Rita Emeterio bought disposable butane lighters for use at her bar. Her daughter, Gloria Hernandez, took lighters from the bar from time to time for her personal use. Emeterio and Hernandez both knew that it was dangerous for children to play with lighters. They also knew that some lighters were made with child-resistant mechanisms, but Emeterio chose not to buy them. On April 4, 1995, Hernandez's five-year-old daughter, Daphne, took a lighter from her mother's purse on the top shelf of a closet in a bedroom in her grandparents' home and started a fire in the room that severely burned her two-year-old brother, Ruben. Hernandez, on Ruben's behalf, sued the manufacturers and distributors of the lighter, Tokai Corporation and Scripto-Tokai Corporation (collectively, "Tokai"), in the United States District Court for the Western District of Texas, San Antonio Division. Asserting strict liability and negligence claims, Hernandez alleged that the lighter was defectively designed and unreasonably dangerous because it did not have a child-resistant safety mechanism that would have prevented or substantially reduced the likelihood that a child could have used it to start a fire. Tokai does not dispute that mechanisms for making disposable lighters child-resistant were available when the lighter Daphne used was designed and marketed, or that such mechanisms can be incorporated into lighters at nominal cost. Tokai moved for summary judgment on the grounds that a disposable lighter is a simple household tool intended for adult use only, and a manufacturer has no duty to incorporate child-resistant features into a lighter's design to protect unintended users -- children -- from obvious and inherent dangers. Tokai also noted that adequate warnings against access by children were provided with its lighters, even though that danger was obvious and commonly known. In response to Tokai's motion, Hernandez argued that, because an alternative design existed at the time the lighter at issue was manufactured and distributed that would have made the lighter safer in the hands of children, it remained for the jury to decide whether the lighter was defective under Texas' common-law risk-utility test.
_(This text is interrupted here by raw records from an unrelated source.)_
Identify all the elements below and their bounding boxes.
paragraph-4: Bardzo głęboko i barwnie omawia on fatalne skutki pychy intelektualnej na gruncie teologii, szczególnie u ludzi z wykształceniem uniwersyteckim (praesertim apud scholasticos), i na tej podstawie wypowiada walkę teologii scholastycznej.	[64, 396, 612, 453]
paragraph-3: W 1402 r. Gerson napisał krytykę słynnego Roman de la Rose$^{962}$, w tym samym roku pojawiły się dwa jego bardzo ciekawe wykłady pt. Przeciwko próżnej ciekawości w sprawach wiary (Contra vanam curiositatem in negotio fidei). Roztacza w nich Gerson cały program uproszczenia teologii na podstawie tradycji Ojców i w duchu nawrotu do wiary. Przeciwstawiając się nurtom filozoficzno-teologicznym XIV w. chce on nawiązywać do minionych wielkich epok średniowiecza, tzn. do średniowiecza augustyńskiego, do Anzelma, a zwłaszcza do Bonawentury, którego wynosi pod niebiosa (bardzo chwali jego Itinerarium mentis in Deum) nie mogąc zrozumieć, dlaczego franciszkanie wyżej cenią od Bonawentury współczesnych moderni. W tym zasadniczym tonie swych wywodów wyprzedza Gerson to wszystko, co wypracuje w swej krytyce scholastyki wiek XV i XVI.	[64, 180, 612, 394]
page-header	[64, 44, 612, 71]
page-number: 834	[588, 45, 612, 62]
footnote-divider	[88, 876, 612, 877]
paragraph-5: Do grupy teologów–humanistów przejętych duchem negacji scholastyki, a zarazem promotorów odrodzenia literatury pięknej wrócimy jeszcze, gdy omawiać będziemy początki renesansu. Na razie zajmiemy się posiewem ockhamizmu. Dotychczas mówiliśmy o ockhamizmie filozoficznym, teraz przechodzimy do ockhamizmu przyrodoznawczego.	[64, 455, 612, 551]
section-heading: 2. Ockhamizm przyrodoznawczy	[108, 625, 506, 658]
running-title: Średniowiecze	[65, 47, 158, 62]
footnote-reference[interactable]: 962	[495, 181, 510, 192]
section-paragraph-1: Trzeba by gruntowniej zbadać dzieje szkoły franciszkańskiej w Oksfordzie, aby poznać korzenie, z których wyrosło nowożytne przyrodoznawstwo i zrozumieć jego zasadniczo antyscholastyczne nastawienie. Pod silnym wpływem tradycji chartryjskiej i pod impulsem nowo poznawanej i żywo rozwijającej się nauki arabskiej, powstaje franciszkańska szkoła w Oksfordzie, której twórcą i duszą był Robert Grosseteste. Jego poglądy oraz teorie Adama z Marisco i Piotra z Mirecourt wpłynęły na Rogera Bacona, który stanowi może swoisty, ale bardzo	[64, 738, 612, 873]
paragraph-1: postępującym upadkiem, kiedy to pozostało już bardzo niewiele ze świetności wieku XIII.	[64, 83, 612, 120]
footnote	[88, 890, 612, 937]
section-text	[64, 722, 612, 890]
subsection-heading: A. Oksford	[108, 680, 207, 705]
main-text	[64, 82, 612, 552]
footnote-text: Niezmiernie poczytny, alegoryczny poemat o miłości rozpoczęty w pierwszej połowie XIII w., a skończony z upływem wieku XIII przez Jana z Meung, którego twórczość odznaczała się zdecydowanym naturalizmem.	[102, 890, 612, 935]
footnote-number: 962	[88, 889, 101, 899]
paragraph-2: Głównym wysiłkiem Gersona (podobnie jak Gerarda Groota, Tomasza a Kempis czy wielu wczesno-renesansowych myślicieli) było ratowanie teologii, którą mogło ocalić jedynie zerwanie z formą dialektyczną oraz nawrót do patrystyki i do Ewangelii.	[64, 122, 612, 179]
The federal district court granted summary judgment for Tokai, and Hernandez appealed.

Issue:

Under the Texas Products Liability Act of 1993, can the legal representative of a minor child injured as a result of the misuse of a product by another minor child maintain a defective-design products liability claim against the product's manufacturer where the product was intended to be used only by adults, the risk that children might misuse the product was obvious to the product's manufacturer and to its intended users, and a safer alternative design was available? 

Answer:

Yes.

Conclusion:

The court held that such a defective-design claim may proceed under Texas law only if, with reference to the product's intended users, the design defect made the product unreasonably dangerous, a safer alternative design was available, and the defect caused the injury.